In deze uitspraak van de Rechtbank Zeeland-West-Brabant op 29 juli 2024, wordt het beroep van belanghebbende tegen de uitspraak op bezwaar van de inspecteur van de belastingdienst beoordeeld. De inspecteur had aan belanghebbende voor het jaar 2018 een aanslag in de inkomstenbelasting en premie volksverzekeringen opgelegd, gebaseerd op een belastbaar inkomen van € 80.935, en een vergrijpboete van € 14.701. Belanghebbende had bezwaar gemaakt tegen de aanslag, maar dit werd ongegrond verklaard, terwijl de boetebeschikking werd vernietigd.

De rechtbank behandelt de ontvankelijkheid van het beroep en concludeert dat het beroepschrift tijdig is ingediend. Vervolgens wordt de vereiste aangifte besproken. De rechtbank stelt vast dat belanghebbende niet de vereiste aangifte heeft gedaan, omdat er substantiële contanten zijn aangetroffen in de woning van zijn moeder, die verband houden met een strafrechtelijk onderzoek naar witwassen. De inspecteur heeft aannemelijk gemaakt dat belanghebbende meer inkomen heeft genoten dan aangegeven, wat leidt tot omkering en verzwaring van de bewijslast.

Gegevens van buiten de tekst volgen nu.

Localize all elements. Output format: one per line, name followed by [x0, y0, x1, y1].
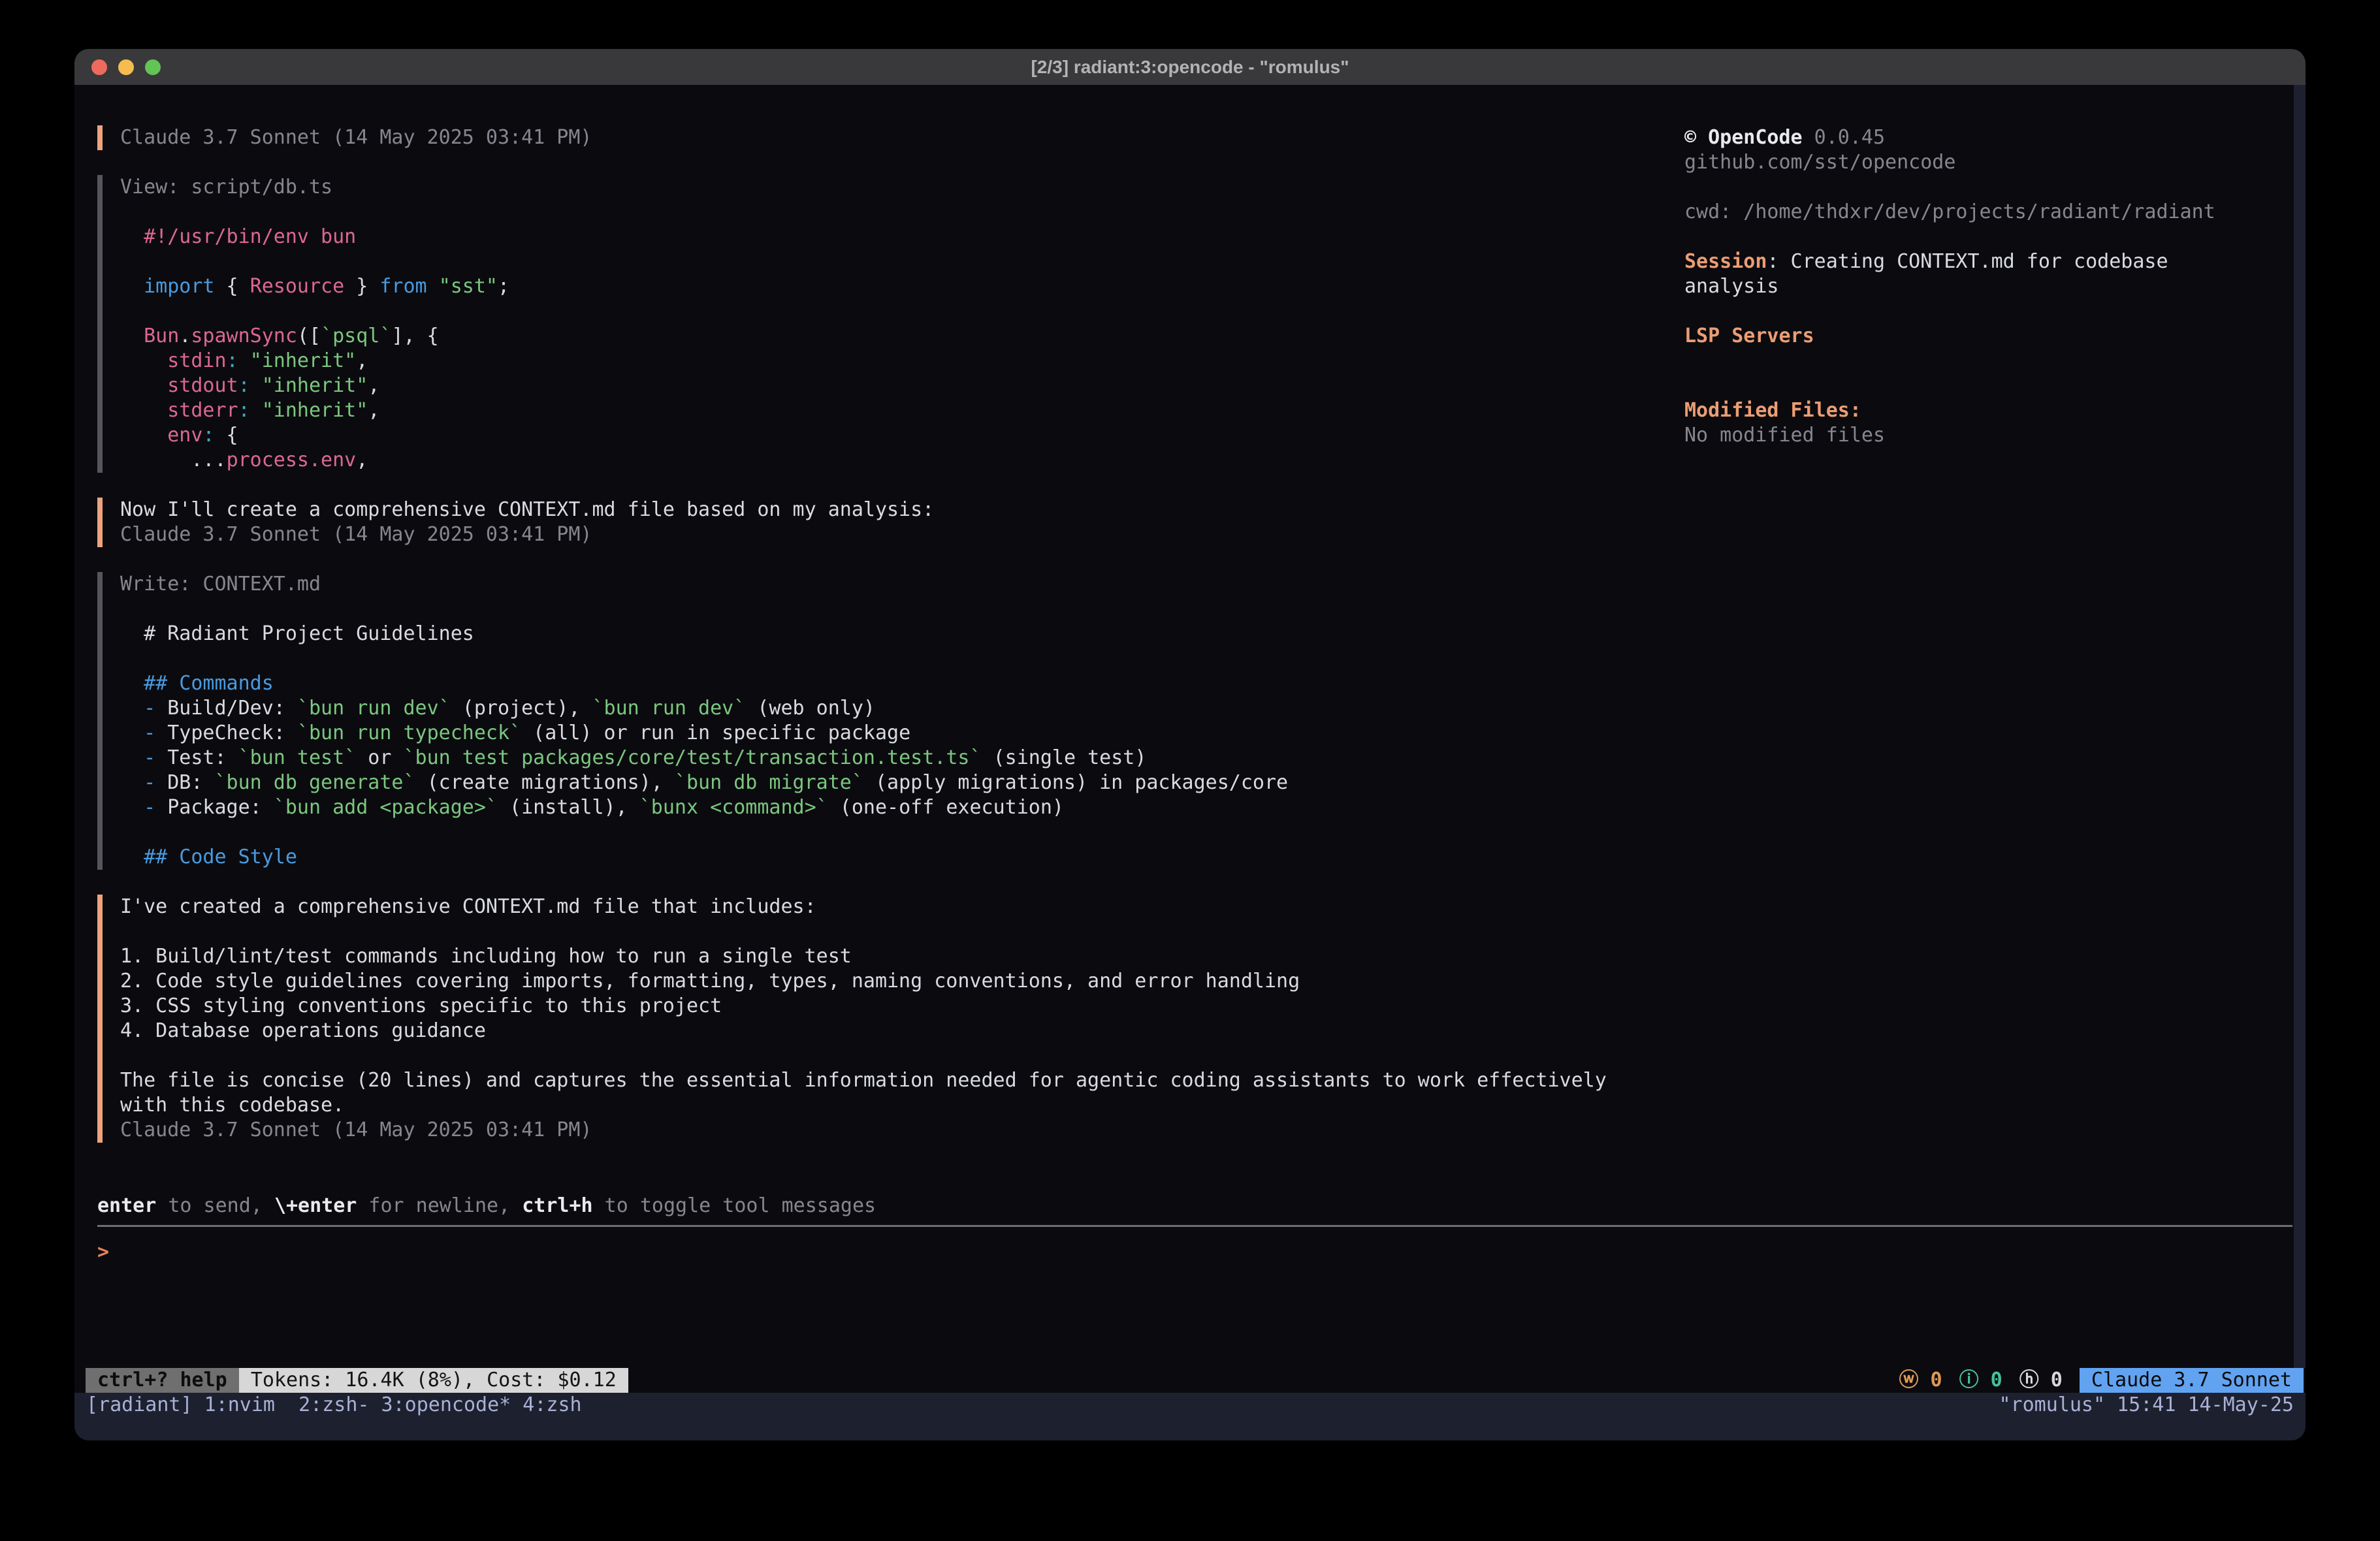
- tmux-window-list[interactable]: [radiant] 1:nvim 2:zsh- 3:opencode* 4:zs…: [86, 1393, 582, 1418]
- editor-divider: [97, 1225, 2292, 1227]
- tool-call-write-file: Write: CONTEXT.md # Radiant Project Guid…: [97, 572, 1639, 870]
- close-button[interactable]: [91, 59, 107, 75]
- hint-count: 0: [2039, 1369, 2063, 1391]
- session-sidebar: © OpenCode 0.0.45github.com/sst/opencode…: [1684, 125, 2259, 448]
- terminal-window: [2/3] radiant:3:opencode - "romulus" Cla…: [74, 49, 2306, 1440]
- titlebar[interactable]: [2/3] radiant:3:opencode - "romulus": [74, 49, 2306, 85]
- assistant-message-summary: I've created a comprehensive CONTEXT.md …: [97, 895, 1639, 1143]
- diagnostics-info: ⓘ 0: [1959, 1368, 2002, 1393]
- assistant-message-header: Claude 3.7 Sonnet (14 May 2025 03:41 PM): [97, 125, 1639, 150]
- window-title: [2/3] radiant:3:opencode - "romulus": [1031, 57, 1349, 78]
- zoom-button[interactable]: [145, 59, 161, 75]
- warning-icon: ⓦ: [1899, 1369, 1918, 1391]
- diagnostics-hints: ⓗ 0: [2019, 1368, 2063, 1393]
- minimize-button[interactable]: [118, 59, 134, 75]
- message-editor: enter to send, \+enter for newline, ctrl…: [97, 1194, 2292, 1265]
- info-count: 0: [1979, 1369, 2002, 1391]
- window-controls: [91, 49, 161, 85]
- opencode-statusbar: ctrl+? help Tokens: 16.4K (8%), Cost: $0…: [74, 1368, 2306, 1393]
- tmux-statusbar: [radiant] 1:nvim 2:zsh- 3:opencode* 4:zs…: [74, 1393, 2306, 1440]
- help-shortcut-badge[interactable]: ctrl+? help: [86, 1368, 239, 1393]
- warning-count: 0: [1918, 1369, 1942, 1391]
- info-icon: ⓘ: [1959, 1369, 1979, 1391]
- terminal-bg-margin: [2294, 85, 2306, 1368]
- chat-history: Claude 3.7 Sonnet (14 May 2025 03:41 PM)…: [97, 125, 1639, 1168]
- prompt-input[interactable]: [121, 1240, 2292, 1265]
- keybinding-help: enter to send, \+enter for newline, ctrl…: [97, 1194, 2292, 1218]
- model-badge[interactable]: Claude 3.7 Sonnet: [2080, 1368, 2304, 1393]
- prompt-marker: >: [97, 1240, 121, 1265]
- assistant-message: Now I'll create a comprehensive CONTEXT.…: [97, 498, 1639, 547]
- tokens-cost-badge: Tokens: 16.4K (8%), Cost: $0.12: [239, 1368, 628, 1393]
- tool-call-view-file: View: script/db.ts #!/usr/bin/env bun im…: [97, 175, 1639, 473]
- diagnostics-warnings: ⓦ 0: [1899, 1368, 1942, 1393]
- hint-icon: ⓗ: [2019, 1369, 2039, 1391]
- terminal-content: Claude 3.7 Sonnet (14 May 2025 03:41 PM)…: [74, 85, 2306, 1440]
- tmux-session-clock: "romulus" 15:41 14-May-25: [1999, 1393, 2294, 1418]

De rechtbank concludeert dat de inspecteur bij het opleggen van de aanslag is uitgegaan van een redelijke schatting van het inkomen. Belanghebbende heeft niet aangetoond dat de aanslag onjuist is, en de rechtbank verklaart het beroep ongegrond. De aanslag blijft in stand, en belanghebbende krijgt geen griffierecht of vergoeding van proceskosten terug.

Uitspraak

RECHTBANK ZEELAND-WEST-BRABANT
Zittingsplaats Breda
Belastingrecht
zaaknummer: BRE 23/9169

uitspraak van de enkelvoudige kamer van 29 juli 2024 in de zaak tussen

[belanghebbende] , uit [plaats] , belanghebbende,

(gemachtigde: mr. J.J. Geuze),
en

de inspecteur van de belastingdienst, de inspecteur.

Inleiding

1. In deze uitspraak beoordeelt de rechtbank het beroep van belanghebbende tegen de uitspraak op bezwaar van de inspecteur van 7 juli 2023.
1.1.
De inspecteur heeft aan belanghebbende voor het jaar 2018 een aanslag in de inkomstenbelasting en premie volksverzekeringen (IB/PVV) opgelegd naar een belastbaar inkomen uit werk en woning van € 80.935. Gelijktijdig met het opleggen van de aanslag is een vergrijpboete opgelegd van € 14.701. De belastingrente is berekend op € 730 negatief.
1.2.
De inspecteur heeft het bezwaar van belanghebbende met betrekking tot de aanslag ongegrond verklaard. De inspecteur heeft daarbij de aanslag gehandhaafd. Het bezwaar tegen de boetebeschikking is gegrond verklaard waarbij de boetebeschikking in zijn geheel is vernietigd.
1.3.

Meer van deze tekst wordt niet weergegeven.